Nematodes (tiny parasites) in fish fillets are perceived as an aesthetic problem by producers and consumers, and a major research effort has been implemented to get the upper hand with the problem. Humans can be accidental hosts if the fish is eaten raw, but reports of human infections from nematodes in cod are rare. However, nematodes in fish fillet reduce the product’s market value, and detection and removal of nematodes increases production costs.
The challenge for automatic detection of nematodes has been getting the fish fillets through the system at the industrial speed of 40 cm/s. This problem has now been solved. The images are analysed automatically in a purpose-designed computer program, which registers the position of each nematode as well distribution in belly, loin and tail.
Detecting nematodes after trimming too
The results in this enhanced version agree with earlier trials. This system can achieve similar or better results than manual inspection of cod fillets on the candling table. After manual inspection and trimming, the inspection machine found 33 % of the remaining nematodes. The number of false positives of nematodes was also significantly reduced. The system seems promising for incorporation into new filleting lines for white fish.
“The fact that the inspection machines detected nematodes that were not detected during trimming indicates output equivalent to that achieved during industrial trimming of fillet,” says Project Manager and Scientist Agnar H. Sivertsen. “This is despite the fact that the fish fillets are only scanned with the fillet side up. Consequently, one way to improve the automatic detection of nematodes may be to scan the fillets from both sides.”

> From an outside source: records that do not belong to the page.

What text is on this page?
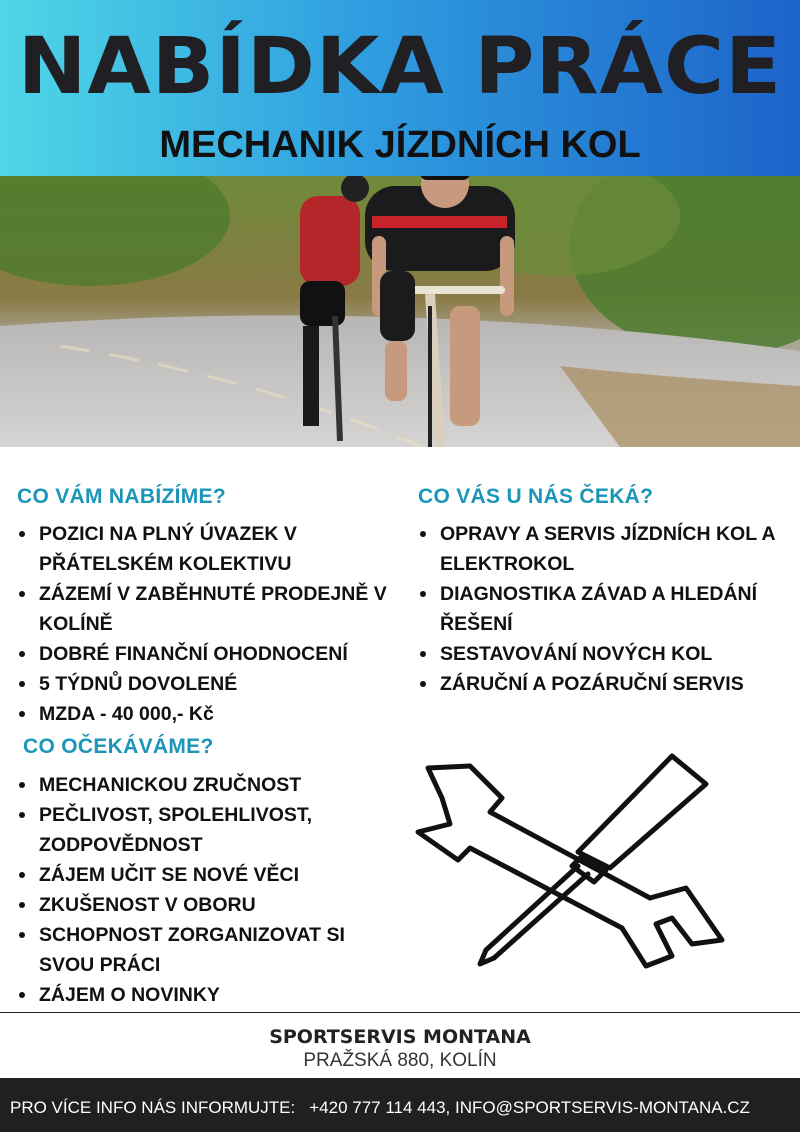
NABÍDKA PRÁCE
MECHANIK JÍZDNÍCH KOL
CO VÁM NABÍZÍME?
POZICI NA PLNÝ ÚVAZEK V PŘÁTELSKÉM KOLEKTIVU
ZÁZEMÍ V ZABĚHNUTÉ PRODEJNĚ V KOLÍNĚ
DOBRÉ FINANČNÍ OHODNOCENÍ
5 TÝDNŮ DOVOLENÉ
MZDA - 40 000,- Kč
CO OČEKÁVÁME?
MECHANICKOU ZRUČNOST
PEČLIVOST, SPOLEHLIVOST, ZODPOVĚDNOST
ZÁJEM UČIT SE NOVÉ VĚCI
ZKUŠENOST V OBORU
SCHOPNOST ZORGANIZOVAT SI SVOU PRÁCI
ZÁJEM O NOVINKY
CO VÁS U NÁS ČEKÁ?
OPRAVY A SERVIS JÍZDNÍCH KOL A ELEKTROKOL
DIAGNOSTIKA ZÁVAD A HLEDÁNÍ ŘEŠENÍ
SESTAVOVÁNÍ NOVÝCH KOL
ZÁRUČNÍ A POZÁRUČNÍ SERVIS
SPORTSERVIS MONTANA
PRAŽSKÁ 880, KOLÍN
PRO VÍCE INFO NÁS INFORMUJTE: +420 777 114 443, INFO@SPORTSERVIS-MONTANA.CZ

In combination with manual trimming
The system should be incorporated after pre-trimming directly on the production line and can be used to divide the production flow in two – one clean stream going directly to portioning and packing and the other to manual trimming to remove nematodes detected by the machine.
“It is now the equipment manufacturers’ responsibility to further develop and make use of this technology,” says Sivertsen.
The project was funded by FHF – The Fishery and Aquaculture Industry Research Fund.